Covert forms of racism are visible in the sense that fear has shaped how people behave, or more accurately do not behave, in public – avoiding public areas where one might come into contact with polluting agents. Medical Anthropologist, Monica Schoch-Spana (2020) states that those who occupy a ‘different national, ethnic or religious background have historically been accused of spreading germs’.
This Tweet posted by UC Berkley caused a significant level of distress by their attempt to normalise xenophobia:

Accordingly, it is possible to observe the way in which Chinese nationals have become selectively been demonised for wearing protective surgical masks. Such prostheses have become so strongly associated with disease that they have developed a logic somehow overriding their purpose as tools created precisely with a view to preventing illness and to be used by self-aware, and socially conscious individuals.
Another way to conceive of masks in the way their materiality as barriers and how they consequent face-to-face social interactions. Masks as prostheses are sensitive markers of one’s disability because they are highly visible because they cover the face – the mediator of language and expression – and therefore attract the curiosity of others and disrupt social interaction (Chen 2012). The disturbance arises as a consequences of violation of the social contract – that in order to be an active and included member of society, one must bare their face visible to others, a prosthetic tool intended as a medical preventative, masks are counterintuitively perceived as ‘disabling’ because they force onlookers to think about illness and contamination, thus instilling a sense of fear.
Bibliography
Chen, M. (2012). Masked States and the “Screen” Between Security and Disability. Women’s Studies Quarterly,, 40, 76-96.
Cherrie, J. W., Apsley, A., Cowie, H., Steinle, S., Mueller, W., Lin, C., Loh, M. (2018). Effectiveness of face masks used to protect Beijing residents against particulate air pollution. BMJ, 446-452.
Goffman, E. (1995, November 8). On Face-Work An Analysis of Ritual Elements in Social Interaction. Psychiatry, 18(3), 213-231.

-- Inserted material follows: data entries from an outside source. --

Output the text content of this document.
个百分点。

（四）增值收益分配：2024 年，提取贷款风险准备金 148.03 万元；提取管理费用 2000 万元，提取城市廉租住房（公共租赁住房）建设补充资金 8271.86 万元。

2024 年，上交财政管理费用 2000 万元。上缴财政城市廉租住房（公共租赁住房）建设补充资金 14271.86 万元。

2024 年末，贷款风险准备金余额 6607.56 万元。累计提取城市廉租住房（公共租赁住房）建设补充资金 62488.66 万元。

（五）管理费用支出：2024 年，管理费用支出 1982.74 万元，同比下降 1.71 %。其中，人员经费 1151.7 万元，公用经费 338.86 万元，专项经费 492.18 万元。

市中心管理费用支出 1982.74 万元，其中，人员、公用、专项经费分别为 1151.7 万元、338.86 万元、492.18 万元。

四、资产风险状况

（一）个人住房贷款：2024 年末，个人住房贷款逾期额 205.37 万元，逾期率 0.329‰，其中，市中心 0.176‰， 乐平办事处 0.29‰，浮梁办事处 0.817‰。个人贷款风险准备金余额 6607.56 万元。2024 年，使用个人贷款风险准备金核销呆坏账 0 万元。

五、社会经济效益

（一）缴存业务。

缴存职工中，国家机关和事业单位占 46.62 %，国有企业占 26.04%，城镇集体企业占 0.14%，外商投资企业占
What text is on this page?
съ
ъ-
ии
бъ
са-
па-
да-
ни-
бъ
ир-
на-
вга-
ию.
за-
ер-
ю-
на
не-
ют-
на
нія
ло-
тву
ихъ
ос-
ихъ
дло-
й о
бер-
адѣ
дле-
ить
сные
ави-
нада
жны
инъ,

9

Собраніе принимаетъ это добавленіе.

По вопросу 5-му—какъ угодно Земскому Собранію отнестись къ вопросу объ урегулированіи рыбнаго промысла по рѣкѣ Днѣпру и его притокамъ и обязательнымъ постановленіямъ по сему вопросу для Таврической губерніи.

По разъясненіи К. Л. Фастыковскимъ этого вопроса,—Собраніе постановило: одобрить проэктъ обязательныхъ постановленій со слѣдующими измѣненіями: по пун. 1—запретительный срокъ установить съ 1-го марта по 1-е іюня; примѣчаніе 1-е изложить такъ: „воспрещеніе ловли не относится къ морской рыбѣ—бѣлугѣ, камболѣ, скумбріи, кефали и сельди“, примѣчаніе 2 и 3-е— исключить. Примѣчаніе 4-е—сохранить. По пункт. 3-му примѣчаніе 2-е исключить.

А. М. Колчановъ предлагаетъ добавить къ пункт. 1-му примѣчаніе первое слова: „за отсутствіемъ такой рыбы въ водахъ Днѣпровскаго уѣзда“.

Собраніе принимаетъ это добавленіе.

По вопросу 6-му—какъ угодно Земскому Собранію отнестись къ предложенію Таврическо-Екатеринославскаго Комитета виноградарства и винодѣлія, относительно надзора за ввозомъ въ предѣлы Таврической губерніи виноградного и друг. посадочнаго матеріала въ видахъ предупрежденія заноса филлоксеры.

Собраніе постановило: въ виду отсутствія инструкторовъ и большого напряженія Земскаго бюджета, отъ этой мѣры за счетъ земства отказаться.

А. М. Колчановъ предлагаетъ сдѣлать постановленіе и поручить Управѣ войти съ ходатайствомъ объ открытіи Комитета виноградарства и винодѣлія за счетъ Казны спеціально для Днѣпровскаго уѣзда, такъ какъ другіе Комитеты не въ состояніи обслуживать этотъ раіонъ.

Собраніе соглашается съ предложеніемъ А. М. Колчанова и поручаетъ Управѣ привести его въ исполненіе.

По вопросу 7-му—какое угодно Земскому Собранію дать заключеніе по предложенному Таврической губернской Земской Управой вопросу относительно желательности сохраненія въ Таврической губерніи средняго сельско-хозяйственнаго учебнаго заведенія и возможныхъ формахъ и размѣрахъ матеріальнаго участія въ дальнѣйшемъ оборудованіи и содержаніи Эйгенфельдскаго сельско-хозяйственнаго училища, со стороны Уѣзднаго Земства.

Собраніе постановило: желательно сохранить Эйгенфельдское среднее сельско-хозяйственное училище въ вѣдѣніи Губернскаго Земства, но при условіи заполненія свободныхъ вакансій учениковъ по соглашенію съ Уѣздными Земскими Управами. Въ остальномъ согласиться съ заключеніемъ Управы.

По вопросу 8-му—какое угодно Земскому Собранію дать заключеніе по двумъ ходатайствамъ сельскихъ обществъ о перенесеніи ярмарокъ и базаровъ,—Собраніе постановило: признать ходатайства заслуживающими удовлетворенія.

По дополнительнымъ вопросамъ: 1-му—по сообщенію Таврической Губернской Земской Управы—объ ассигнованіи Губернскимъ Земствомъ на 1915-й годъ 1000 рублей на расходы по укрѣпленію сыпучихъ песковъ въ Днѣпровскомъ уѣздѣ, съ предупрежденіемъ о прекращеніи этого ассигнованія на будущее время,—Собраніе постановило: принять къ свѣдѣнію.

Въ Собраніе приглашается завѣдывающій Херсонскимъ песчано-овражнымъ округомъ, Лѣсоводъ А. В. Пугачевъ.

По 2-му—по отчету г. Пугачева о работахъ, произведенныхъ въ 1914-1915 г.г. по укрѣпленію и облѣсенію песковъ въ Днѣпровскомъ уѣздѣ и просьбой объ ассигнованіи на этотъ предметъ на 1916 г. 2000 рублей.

Maddox, K. B. (2006, April). Rethinking Racial Stereotyping, Prejudice, and Discrimination.
Scheper-Hughes, N., & Lock, M. M. (1987, March). The Mindful Body: A Prolegomenon to Future Work in Medical Anthropology. Medical Anthropology Quarterly, 1(1), 6-41.
Talley, H. L. (2014). Facial Work: Aesthetic Surgery as Lifesaving Work. In H. L. Talley, Saving Face: Disfigurement and the Politics of Appearance (pp. 24-46). NYU Press.